Good things first. I’ve made a lot of progress in riding, just in time for horse camp this week. Yay horse camp! There will be blogging from camp if I have internet access.

Earlier this year, I started feeling frustrated with my riding. Kasane some times responded to my aids, and other ties didn’t. Some times she would roll into a canter when I was asking her to leg yield at the trot. Kasane is a very compact horse. If I lean forward just a little, she goes faster. Looking down at her shoulders to check her canter lead is enough to cause her to change leads.
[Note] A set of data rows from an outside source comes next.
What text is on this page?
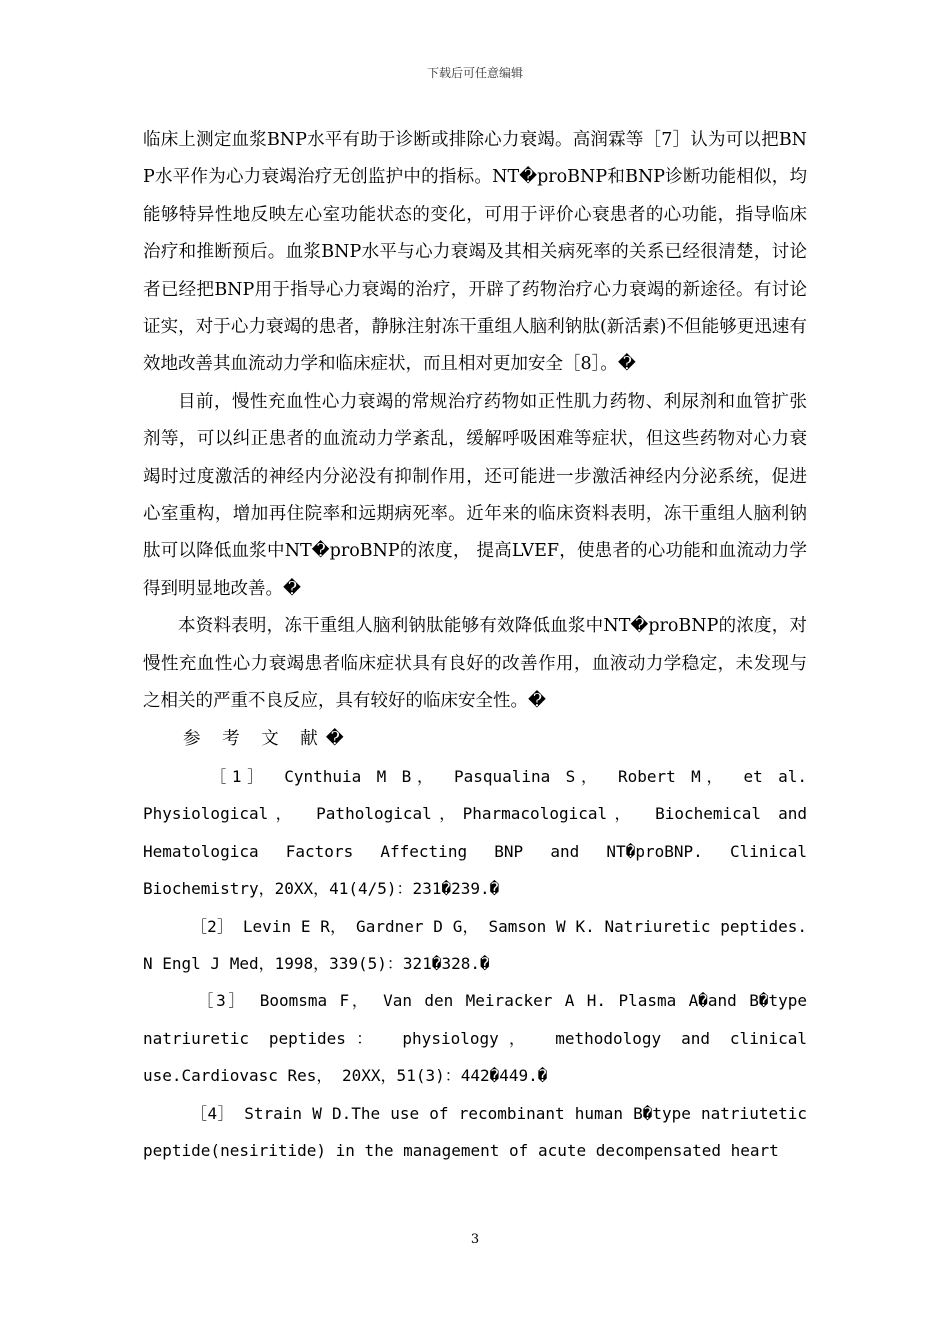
下载后可任意编辑

临床上测定血浆BNP水平有助于诊断或排除心力衰竭。高润霖等［7］认为可以把BNP水平作为心力衰竭治疗无创监护中的指标。NT�proBNP和BNP诊断功能相似，均能够特异性地反映左心室功能状态的变化，可用于评价心衰患者的心功能，指导临床治疗和推断预后。血浆BNP水平与心力衰竭及其相关病死率的关系已经很清楚，讨论者已经把BNP用于指导心力衰竭的治疗，开辟了药物治疗心力衰竭的新途径。有讨论证实，对于心力衰竭的患者，静脉注射冻干重组人脑利钠肽(新活素)不但能够更迅速有效地改善其血流动力学和临床症状，而且相对更加安全［8］。�

目前，慢性充血性心力衰竭的常规治疗药物如正性肌力药物、利尿剂和血管扩张剂等，可以纠正患者的血流动力学紊乱，缓解呼吸困难等症状，但这些药物对心力衰竭时过度激活的神经内分泌没有抑制作用，还可能进一步激活神经内分泌系统，促进心室重构，增加再住院率和远期病死率。近年来的临床资料表明，冻干重组人脑利钠肽可以降低血浆中NT�proBNP的浓度， 提高LVEF，使患者的心功能和血流动力学得到明显地改善。�

本资料表明，冻干重组人脑利钠肽能够有效降低血浆中NT�proBNP的浓度，对慢性充血性心力衰竭患者临床症状具有良好的改善作用，血液动力学稳定，未发现与之相关的严重不良反应，具有较好的临床安全性。�

参 考 文 献�

［1］ Cynthuia M B， Pasqualina S， Robert M， et al. Physiological， Pathological，Pharmacological， Biochemical and Hematologica Factors Affecting BNP and NT�proBNP. Clinical Biochemistry，20XX，41(4/5)：231�239.�

［2］ Levin E R， Gardner D G， Samson W K. Natriuretic peptides. N Engl J Med，1998，339(5)：321�328.�

［3］ Boomsma F， Van den Meiracker A H. Plasma A�and B�type natriuretic peptides： physiology， methodology and clinical use.Cardiovasc Res， 20XX，51(3)：442�449.�

［4］ Strain W D.The use of recombinant human B�type natriutetic peptide(nesiritide) in the management of acute decompensated heart

3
We went to two jumping clinics in one weekend. One clinic on Saturday my friend Sylvana taught and the Sunday clinic was sponsored by the local Horsemaster’s group. Both were excellent and helped me overcome my anxiety about going over jumps. Kasane gets excited about jumping and rushes. She loves jumping. Part of the many things I learned from those clinics is that her rushing is in large part because of my position.

I grew up riding hunt seat, which means I lean too far forward and have my hands too low when I ride. Many years of ballet also mean that a natural turnout when I’m riding. My toes some times look like they could be wings. (When you ride¬†any style, your legs are supposed to be against the horse. Turning your toes out shifts where your legs make content and minimizes the area.

I took a month worth of riding to focus on sitting back, so I could retrain myself to not lean forward. The trick is to teach myself where it feels right when leaning back. Lots and lots of walking to get that before I moved on to trotting. If I was leaning too far forward by even just a little, she would roll into a canter (usually on the wrong lead).

When I am riding in the correct position, with my legs flat against her and my upper body not leaning forward, our communication is improved. My aids are lighter. She lifts her front end, her impulsion improves, her headset is freer. She uses herself better because I’m not in her way.

It’s been enlightening and exciting. Yesterday the barn owner helped me re-learn a dressage test for camp. She still had to remind me to lean back but it’s less frequent than it used to be. She said that my riding had made huge strides in the past month.

Some times focusing on the basics has repercussions all the way up the chain.

I was so tickled with Kasane. My riding instructor gave me home work to help with not leaning forward and to improve my leg position: lots of riding without stirrups.